Sometimes teachers are so keen to tell students what we know that we forget that our jobs are to tell students what they need to know. Those are not always the same. Poor Hagrid is so excited to share his knowledge of “interestin’ creatures” that he sometimes forgets his students need something different. Only when he gets more experience does he begin to better customize his classes to the needs and skills of his students. Sometimes, giving students what they need requires giving them extra help. Lupin is willing to meet with Harry outside class (and he is probably not getting any much-needed overtime pay for that) in order to help him learn. Good teachers are willing to take the extra time for students who want help, shaping for them an educational experience that really teaches them and provides them what they need.

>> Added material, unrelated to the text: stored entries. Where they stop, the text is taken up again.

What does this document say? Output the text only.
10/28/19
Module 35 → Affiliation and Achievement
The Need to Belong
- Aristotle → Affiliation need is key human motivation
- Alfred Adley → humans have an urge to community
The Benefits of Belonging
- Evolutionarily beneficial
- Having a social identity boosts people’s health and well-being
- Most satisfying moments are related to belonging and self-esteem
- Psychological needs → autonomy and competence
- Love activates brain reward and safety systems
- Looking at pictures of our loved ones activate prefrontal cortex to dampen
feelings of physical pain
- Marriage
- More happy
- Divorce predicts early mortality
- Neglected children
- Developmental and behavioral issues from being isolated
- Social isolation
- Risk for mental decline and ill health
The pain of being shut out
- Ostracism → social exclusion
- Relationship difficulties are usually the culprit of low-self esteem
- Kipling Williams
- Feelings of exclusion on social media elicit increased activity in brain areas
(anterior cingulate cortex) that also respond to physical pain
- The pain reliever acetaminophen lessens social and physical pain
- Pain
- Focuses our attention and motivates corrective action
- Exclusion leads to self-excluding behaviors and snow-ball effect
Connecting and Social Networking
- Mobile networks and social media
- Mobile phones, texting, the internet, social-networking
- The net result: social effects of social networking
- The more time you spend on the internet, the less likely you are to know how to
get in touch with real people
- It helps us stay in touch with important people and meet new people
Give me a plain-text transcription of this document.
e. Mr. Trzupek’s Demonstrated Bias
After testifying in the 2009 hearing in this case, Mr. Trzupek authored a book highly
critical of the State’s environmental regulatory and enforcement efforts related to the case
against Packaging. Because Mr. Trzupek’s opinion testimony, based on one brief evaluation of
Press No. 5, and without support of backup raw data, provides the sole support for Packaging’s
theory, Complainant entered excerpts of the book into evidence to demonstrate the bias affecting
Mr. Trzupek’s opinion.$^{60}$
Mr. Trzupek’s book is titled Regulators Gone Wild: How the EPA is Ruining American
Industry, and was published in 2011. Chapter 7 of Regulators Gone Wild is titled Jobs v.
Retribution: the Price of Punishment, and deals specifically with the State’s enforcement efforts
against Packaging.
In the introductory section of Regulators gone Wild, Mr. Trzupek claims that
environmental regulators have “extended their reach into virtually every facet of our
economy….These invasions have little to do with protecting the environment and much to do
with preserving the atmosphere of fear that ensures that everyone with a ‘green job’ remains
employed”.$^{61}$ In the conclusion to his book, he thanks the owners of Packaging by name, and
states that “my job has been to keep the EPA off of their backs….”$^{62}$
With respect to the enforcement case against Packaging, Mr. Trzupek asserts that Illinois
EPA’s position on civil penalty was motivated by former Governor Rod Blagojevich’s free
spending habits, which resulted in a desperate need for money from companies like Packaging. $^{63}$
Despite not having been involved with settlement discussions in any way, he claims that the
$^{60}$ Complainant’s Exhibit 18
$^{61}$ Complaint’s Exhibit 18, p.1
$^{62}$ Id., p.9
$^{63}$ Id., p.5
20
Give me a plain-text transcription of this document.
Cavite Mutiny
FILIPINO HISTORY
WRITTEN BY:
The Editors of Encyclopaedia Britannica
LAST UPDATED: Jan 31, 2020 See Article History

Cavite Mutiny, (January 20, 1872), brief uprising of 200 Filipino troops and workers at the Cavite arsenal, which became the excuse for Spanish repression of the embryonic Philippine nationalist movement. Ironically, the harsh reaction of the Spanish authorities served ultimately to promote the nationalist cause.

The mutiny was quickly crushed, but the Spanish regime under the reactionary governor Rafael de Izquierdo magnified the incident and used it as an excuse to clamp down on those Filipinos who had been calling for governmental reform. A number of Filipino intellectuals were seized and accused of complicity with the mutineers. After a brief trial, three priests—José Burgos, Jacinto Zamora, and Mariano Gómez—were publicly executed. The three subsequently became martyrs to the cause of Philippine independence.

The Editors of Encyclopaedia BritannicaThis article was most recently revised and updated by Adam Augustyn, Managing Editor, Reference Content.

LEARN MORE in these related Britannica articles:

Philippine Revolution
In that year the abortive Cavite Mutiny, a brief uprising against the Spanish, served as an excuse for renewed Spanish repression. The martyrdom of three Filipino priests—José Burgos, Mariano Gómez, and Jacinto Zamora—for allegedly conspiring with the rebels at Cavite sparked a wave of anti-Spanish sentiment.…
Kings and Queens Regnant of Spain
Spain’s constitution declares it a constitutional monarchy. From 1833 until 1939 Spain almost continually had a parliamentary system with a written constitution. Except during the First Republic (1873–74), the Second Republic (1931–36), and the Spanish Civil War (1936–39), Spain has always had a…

Those are, of course, just a few lessons on effective teaching from the staff of Hogwarts. We hope you’ll share some of your own, and , if you are in the teaching profession yourself, we hope that you will enjoy a nice break, free of owls pestering you with notes that say things like “Why didn’t I pass? I know I only turned in one paper and it was a 37, but….”

 

Comments

  1. Brian Basore says

    It’s kind of scary, looking back on it, that Barty Crouch Jr., working under cover as “Mad Eye” Moody, was an excellent teacher at Hogwarts. His education at Hogwarts was cut short, but he must have been a very good student there, and under He-Who-Must-Not-Be-Named’s tutelage in the Dark Arts. Is this an example of there being method in one’s madness? (Just kidding. I have a lot of respect for good teachers.)

  2. Slightly aside here I question the repeated adage that Dumbledore was a great Headmaster. I point out that most of his staff are either terrible or medicore teachers:

    http://notionclubpapers.blogspot.co.uk/2012/05/how-was-dumbledore-great-headmaster.html

  3. waynestauffer says

    I’m always somewhat skeptical when students tell me I’m a “good” teacher because they each mean something a little different with that word “good.” After a little questioning, they usually mean that I’m nice or don’t hassle them if they come in late or leave early or don’t embarass them in class. They go by what they see on ratemyprofessordotcom, unfortunately.